“If you want to know what gets me through my day…”
With that opening line, Jason White invites us in and sets the confident tone of his latest release The Longing.
What gets White, and by extension, the characters that inhabit his rich song vignettes, through their days, is a desire for something beyond the current limits of their lives. They hunger after what’s beautiful, what’s real, and often, what’s nameless and unattainable. They dream of new beginnings. They struggle for answers. They reach for love and fall short, but never quite give up.
The Longing is a stunning 10-song cycle that explores the longings and vagaries of the human heart. It begins with the gospel-tinged “For The Freeway Home” and the jaunty, loping title track, continues through the cinematic “Waitress” and Tin Pan Alley-like valentine “Perfect Stranger,” then winds down with the French-flavored “Belle Histoire d’Amour” and the breezy but black humor of “California.” With White’s strong acoustic guitar work and honey-on-sandpaper voice front and center, the collection offers up a melodic warmth that recalls 70s-era FM radio titans Elton John, Bread and The Eagles, while still sounding contemporary and completely fresh.
And there’s an edge to the softness, a confidence and authority that comes from White’s years of hard-won experience as both an artist and an award-winning songwriter. Born and raised in Cleveland, Jason White started playing guitar when he was seven. By the time he was in junior high, he was writing songs and gigging out with bands. His musical apprenticeship was as colorful as it was dramatic. Cross country touring in a van, an appearance on Star Search, the loss of a musical collaborator to suicide, a record deal turned sour, crooked management, and even a stint living Thoreau-style in a woodsy cabin.
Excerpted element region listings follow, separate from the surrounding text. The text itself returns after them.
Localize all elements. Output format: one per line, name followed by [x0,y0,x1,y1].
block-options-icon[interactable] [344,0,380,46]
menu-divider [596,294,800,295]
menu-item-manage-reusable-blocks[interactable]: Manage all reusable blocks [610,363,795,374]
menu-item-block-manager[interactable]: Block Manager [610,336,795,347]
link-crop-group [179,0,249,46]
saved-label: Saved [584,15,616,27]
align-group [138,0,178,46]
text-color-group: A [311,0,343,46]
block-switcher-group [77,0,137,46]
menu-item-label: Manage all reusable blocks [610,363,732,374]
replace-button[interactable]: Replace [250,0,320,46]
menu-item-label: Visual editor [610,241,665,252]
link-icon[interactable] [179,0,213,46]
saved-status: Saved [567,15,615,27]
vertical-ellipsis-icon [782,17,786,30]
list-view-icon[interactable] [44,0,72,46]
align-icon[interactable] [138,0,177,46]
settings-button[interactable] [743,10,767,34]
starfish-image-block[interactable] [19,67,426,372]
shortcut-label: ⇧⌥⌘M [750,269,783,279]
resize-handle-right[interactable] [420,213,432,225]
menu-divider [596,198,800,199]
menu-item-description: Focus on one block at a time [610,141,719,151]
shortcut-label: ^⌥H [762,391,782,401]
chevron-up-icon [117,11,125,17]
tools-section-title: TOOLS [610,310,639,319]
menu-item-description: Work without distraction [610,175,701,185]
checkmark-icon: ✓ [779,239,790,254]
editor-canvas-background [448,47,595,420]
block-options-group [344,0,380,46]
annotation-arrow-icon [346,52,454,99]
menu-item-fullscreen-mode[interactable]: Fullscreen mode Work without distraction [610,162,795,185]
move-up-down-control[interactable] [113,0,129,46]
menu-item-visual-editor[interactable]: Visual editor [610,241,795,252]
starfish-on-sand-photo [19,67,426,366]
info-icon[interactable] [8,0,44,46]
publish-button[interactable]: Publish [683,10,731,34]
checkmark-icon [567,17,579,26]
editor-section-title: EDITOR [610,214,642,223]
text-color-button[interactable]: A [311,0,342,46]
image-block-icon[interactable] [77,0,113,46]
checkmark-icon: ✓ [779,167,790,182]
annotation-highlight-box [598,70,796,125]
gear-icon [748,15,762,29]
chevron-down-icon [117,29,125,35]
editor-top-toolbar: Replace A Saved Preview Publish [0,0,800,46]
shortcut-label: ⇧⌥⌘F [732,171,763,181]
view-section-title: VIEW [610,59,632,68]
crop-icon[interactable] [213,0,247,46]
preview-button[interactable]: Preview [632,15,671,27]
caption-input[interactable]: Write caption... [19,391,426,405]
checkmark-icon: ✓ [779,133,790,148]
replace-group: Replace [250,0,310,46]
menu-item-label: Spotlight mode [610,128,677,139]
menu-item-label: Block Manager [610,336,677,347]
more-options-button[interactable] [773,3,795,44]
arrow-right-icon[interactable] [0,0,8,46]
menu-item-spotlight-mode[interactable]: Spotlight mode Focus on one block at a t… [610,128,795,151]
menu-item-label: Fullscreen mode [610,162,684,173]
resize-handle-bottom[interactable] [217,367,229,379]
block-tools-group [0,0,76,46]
Along the way, he released two critically acclaimed albums, Shades of Gray and Tonight’s Top Story. The first yielded a song that would change his life. In 2003, when a Nashville song plugger heard “Red Ragtop” on a local radio station, he brought it to Tim McGraw, who took it to #2 on the country charts. A moving tale of young love, its mention of abortion got it banned on several major stations and stirred up controversy in the national press. All of which helped White’s stock as a songwriter rise on Music Row.
As White prepares to hit the road in support of the album, he is cautiously optimistic about connecting with an audience in an overcrowded marketplace. “These days, everybody is so inundated with entertainment information, but most of it feels to me like it’s mass-produced. Even if you dig through the layers and there’s a real artist in there somewhere, it’s hard to tell. You hear vocals that have been Pro Tooled to death, songs that sound like they come from a machine. So what I hope is that people can listen to this record and hear that it’s homespun. That the songs were written very carefully and come from a sincere place, and the process was very organic and genuine.”